This is the natural continuation of this other question. I have this exercise
Let $L:=a+\Bbb R b$, for some $a,b\in\Bbb C$, a straight line in $\Bbb C$. Also let $f\in C(U,\Bbb C)$ is holomorphic on $U\setminus L$. Show that $f$ is holomorphic on all of $U$. (Hint: Morera's theorem.)
I want to know is the proof below is correct or if there is some mistake or it is incomplete.
The version of Morera's theorem that I used here use only triangular paths $\Delta$, where a triangular path is a closed path defined by the straight segments between three different points whenever the region bounded by the triangle belongs to the domain of the function.
It says
Morera's theorem: if $\int_\Delta f dz=0$ for every triangular path in $U$ then $f$ is analytic in $U$.
The proof:
Observe that we need to consider just the analyticity of $f$ on $U\cap L$.
Then we only need to see what happen to the paths that contain some point of $U\cap L$. There are three kinds of triangular paths $\Delta$ that contain a point of $U\cap L$:
- $|\Delta\cap L|=1$, then necessarily this point is a vertex of $\Delta$.

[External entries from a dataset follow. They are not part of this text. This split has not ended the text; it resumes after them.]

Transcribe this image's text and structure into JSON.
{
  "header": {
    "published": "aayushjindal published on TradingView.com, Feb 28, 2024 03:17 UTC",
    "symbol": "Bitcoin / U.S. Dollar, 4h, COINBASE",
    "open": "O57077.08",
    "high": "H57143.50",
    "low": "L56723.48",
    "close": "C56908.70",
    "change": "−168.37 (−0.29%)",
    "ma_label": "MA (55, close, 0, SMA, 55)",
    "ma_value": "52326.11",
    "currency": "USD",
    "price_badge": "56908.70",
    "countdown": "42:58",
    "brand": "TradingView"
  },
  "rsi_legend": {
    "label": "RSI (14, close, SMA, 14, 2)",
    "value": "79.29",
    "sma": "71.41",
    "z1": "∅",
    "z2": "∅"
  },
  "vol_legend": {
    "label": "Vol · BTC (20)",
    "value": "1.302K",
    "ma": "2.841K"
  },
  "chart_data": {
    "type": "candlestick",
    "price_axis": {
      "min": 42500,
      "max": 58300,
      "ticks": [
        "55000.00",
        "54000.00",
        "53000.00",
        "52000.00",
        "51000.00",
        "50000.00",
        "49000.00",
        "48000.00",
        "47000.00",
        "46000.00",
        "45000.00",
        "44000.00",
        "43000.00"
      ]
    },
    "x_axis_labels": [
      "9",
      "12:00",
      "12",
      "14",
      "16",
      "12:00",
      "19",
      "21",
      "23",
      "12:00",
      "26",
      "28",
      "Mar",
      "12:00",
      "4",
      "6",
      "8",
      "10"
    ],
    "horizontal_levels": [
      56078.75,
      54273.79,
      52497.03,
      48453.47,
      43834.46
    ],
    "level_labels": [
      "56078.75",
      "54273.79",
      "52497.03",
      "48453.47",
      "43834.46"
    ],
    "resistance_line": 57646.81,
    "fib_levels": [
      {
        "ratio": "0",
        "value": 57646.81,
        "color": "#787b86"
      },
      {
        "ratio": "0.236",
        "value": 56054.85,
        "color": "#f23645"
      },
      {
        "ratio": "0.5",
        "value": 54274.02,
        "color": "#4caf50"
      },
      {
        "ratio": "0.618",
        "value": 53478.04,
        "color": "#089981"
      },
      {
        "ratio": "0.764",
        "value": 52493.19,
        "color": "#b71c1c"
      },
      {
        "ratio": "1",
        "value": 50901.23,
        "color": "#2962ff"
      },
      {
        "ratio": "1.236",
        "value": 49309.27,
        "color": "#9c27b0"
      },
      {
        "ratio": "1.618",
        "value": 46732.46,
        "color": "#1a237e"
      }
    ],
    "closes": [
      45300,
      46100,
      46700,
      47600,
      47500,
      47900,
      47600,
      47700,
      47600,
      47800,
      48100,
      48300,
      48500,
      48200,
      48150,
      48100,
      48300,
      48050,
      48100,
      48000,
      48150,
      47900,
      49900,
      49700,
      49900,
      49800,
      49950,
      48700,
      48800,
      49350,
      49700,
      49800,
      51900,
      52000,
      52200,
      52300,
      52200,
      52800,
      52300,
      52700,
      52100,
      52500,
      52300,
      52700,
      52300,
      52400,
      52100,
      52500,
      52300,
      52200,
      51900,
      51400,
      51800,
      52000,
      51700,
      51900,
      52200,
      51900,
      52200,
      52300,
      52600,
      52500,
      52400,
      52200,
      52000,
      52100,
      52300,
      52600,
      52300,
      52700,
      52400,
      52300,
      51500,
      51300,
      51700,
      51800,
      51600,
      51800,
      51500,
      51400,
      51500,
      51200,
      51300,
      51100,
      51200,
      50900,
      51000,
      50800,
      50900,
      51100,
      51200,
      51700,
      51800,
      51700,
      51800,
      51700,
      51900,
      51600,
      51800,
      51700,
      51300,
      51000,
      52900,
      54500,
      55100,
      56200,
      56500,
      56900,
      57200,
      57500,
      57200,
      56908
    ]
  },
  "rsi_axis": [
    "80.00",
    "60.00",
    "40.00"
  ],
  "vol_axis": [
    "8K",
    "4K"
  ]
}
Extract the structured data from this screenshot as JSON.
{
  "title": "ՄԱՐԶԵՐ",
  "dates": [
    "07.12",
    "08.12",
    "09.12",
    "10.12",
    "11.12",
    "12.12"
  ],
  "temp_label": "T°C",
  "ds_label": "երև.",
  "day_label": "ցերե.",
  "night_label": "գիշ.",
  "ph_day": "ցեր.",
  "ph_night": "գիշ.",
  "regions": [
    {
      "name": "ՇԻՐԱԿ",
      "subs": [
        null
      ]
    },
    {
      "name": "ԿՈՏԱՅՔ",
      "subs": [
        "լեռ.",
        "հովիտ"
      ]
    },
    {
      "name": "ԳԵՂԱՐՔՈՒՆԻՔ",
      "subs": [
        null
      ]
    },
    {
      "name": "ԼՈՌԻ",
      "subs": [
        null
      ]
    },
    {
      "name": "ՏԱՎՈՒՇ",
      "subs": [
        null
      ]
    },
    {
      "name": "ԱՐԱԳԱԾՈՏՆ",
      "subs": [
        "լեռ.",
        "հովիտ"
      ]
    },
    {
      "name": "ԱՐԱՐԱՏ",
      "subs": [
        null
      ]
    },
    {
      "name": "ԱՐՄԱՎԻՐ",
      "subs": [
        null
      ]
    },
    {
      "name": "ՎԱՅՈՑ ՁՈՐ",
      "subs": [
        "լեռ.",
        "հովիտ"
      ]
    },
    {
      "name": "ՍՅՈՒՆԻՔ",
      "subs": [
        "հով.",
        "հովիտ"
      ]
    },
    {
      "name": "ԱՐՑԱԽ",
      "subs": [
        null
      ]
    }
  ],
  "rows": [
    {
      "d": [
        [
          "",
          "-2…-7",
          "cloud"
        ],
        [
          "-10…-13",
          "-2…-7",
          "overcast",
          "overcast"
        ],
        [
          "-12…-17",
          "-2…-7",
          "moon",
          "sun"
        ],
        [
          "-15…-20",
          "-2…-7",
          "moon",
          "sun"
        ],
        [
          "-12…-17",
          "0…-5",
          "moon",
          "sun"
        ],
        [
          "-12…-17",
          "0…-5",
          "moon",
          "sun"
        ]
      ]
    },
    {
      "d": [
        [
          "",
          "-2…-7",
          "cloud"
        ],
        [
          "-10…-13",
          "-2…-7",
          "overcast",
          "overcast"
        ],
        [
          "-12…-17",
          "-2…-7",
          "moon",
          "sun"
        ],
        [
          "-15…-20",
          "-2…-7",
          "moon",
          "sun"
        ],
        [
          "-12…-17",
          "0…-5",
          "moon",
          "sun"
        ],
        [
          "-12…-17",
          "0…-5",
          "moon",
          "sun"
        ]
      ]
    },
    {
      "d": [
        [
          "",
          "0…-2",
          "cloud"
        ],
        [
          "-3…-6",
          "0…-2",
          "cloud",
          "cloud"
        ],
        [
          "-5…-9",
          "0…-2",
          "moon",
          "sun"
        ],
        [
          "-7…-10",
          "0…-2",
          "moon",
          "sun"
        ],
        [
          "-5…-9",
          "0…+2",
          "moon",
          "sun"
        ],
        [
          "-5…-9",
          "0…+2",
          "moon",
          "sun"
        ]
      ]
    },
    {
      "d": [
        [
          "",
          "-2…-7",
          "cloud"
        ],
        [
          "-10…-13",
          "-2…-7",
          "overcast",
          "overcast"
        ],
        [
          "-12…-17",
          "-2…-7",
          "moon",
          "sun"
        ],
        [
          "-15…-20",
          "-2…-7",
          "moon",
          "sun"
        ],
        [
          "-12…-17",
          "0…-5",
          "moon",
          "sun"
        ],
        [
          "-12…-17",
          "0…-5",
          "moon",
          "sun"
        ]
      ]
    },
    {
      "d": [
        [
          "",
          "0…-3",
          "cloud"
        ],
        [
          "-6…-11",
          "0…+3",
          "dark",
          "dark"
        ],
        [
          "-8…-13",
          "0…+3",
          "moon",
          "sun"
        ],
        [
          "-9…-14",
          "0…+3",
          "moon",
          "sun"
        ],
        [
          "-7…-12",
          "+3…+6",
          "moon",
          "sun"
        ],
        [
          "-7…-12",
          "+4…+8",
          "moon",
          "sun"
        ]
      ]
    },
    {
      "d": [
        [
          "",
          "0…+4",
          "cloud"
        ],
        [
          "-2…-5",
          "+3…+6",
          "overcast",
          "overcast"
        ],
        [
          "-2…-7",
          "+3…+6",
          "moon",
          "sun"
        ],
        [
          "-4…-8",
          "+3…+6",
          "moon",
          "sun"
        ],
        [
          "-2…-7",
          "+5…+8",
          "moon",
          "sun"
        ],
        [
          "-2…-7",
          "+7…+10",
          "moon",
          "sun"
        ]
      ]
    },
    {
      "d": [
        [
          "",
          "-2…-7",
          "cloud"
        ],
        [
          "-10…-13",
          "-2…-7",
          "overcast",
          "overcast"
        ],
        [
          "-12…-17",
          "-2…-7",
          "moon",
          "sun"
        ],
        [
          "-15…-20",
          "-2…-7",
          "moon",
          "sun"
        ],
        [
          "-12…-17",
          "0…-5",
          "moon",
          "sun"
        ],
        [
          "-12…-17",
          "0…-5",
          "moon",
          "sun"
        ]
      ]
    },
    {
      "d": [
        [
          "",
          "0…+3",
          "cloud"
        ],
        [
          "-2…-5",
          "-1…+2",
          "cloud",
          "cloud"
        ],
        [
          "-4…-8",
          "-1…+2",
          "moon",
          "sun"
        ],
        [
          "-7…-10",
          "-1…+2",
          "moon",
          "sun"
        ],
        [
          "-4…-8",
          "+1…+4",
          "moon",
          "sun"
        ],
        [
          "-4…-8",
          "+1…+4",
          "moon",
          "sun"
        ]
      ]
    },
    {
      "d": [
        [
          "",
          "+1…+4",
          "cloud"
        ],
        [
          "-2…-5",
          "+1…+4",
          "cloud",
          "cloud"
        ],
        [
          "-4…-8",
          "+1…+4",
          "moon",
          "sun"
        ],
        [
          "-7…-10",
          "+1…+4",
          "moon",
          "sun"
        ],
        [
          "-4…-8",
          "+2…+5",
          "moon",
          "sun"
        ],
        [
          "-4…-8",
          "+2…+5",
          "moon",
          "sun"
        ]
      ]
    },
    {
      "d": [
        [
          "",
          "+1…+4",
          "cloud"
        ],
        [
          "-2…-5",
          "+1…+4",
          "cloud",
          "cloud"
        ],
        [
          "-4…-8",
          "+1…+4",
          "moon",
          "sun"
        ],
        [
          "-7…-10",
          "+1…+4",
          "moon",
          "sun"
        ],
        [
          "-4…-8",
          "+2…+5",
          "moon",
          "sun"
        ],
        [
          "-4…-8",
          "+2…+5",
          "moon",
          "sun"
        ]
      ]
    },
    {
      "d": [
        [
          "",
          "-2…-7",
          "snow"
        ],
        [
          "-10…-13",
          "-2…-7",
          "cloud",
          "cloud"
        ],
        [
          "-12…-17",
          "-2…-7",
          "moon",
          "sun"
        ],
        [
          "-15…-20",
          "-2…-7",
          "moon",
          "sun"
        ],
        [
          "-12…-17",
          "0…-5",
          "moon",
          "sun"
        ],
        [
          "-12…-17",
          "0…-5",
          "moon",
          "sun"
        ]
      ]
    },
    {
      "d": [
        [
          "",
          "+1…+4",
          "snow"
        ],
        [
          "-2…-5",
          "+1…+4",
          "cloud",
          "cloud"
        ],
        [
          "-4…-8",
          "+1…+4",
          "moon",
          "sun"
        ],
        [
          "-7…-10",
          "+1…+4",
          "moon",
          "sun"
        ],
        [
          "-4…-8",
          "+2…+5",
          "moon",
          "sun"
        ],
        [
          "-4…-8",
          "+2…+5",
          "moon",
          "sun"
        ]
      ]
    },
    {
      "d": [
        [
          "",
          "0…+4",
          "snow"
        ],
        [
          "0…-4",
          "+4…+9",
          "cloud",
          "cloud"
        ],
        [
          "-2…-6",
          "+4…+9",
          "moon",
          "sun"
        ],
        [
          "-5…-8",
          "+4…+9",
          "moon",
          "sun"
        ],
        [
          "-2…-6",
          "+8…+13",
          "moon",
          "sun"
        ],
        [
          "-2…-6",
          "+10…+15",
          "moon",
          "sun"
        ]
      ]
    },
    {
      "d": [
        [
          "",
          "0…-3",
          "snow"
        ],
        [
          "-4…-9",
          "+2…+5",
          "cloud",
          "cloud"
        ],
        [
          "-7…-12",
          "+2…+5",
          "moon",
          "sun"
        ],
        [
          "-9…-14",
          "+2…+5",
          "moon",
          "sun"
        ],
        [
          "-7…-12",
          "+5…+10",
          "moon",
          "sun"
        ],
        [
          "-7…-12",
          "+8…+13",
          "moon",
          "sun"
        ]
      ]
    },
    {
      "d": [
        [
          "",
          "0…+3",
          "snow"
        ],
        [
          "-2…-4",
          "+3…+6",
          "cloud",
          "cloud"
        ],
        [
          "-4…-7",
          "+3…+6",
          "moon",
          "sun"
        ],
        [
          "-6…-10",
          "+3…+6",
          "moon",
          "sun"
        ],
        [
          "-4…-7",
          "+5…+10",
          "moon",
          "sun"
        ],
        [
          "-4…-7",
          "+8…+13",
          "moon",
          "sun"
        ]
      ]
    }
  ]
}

- $|\Delta\cap L|=2$, then there is a segment of $L$ inside the area bounded by $\Delta$.
- $|\Delta\cap L|=\mathfrak c$, then there is a whole segment of $\Delta$ contained in $L$.
Let a homotopy $H\in C^1([0,1]^2,U)$ such that each $H([0,1],t)$ is triangular. Now I want to show that if $f$ is continuous then the map $t\mapsto\int_{\Delta_t}f(z)\, dz$ is also continuous, where $\Delta_t:=H([0,1],t)$. Then $$ \left|\int_{\Delta_{t_1}} f(z)\, dz-\int_{\Delta_{t_2}}f(z)\, dz\right|=\left|\int_0^1(f\circ H)(s,t_1)\partial_1H(s,t_1)\, ds-\int_0^1(f\circ H)(s,t_2)\partial_1H(s,t_2)\, ds\right|\\ =\left|\int_0^1\big((f\circ H)(s,t_1)\partial_1H(s,t_1)-(f\circ H)(s,t_2)\partial_1H(s,t_2)\big)\, ds\right|\\ \le\max_{s\in[0,1]}|(f\circ H)(s,t_1)\partial_1H(s,t_1)-(f\circ H)(s,t_2)\partial_1H(s,t_2)|\tag1 $$ Now observe that the function $g:=(f\circ H)(\cdot,\cdot)\partial_1 H(\cdot,\cdot)$ is uniformly continuous (because it is a continuous function with compact domain) so for every chosen $\epsilon>0$ there is a $\delta>0$ such that $$ |(s,t_1)-(s,t_2)|=|t_1-t_2|<\delta\implies |g(s,t_1)-g(s,t_2)|<\epsilon\tag2 $$ Consequently the map $t\mapsto\int_{\Delta_t}f(z)\, dz$ is continuous. Thus if we choose $H$ such that $\Delta_t\subset U\setminus L$ for all $t\in[0,1)$ and $\Delta_1\subset U$ then $$ \int_{\Delta_1}f(z)\, dz=\lim_{t\to 1}\int_{\Delta_t}f(z)\, dz=\lim_{t\to 1}0=0\tag3 $$ Now observe that this hold for every triangular path on $U$ of kind $1$ and $3$ because the interior of the region bounded by these triangles belongs completely to $U\setminus L$, so we can define such $H$ in any case. By last observe that a triangle of kind $2$ can be decomposed in two or three triangular paths of kind $1$ and $3$.
Then $(3)$ holds for every $\Delta_1\subset U$ so, by Morera's theorem, $f$ is analytic in $U$.$\Box$
Your proof is not correct. You only considered triangles such that one of its vertices belong to $L$. That's far from being the general case.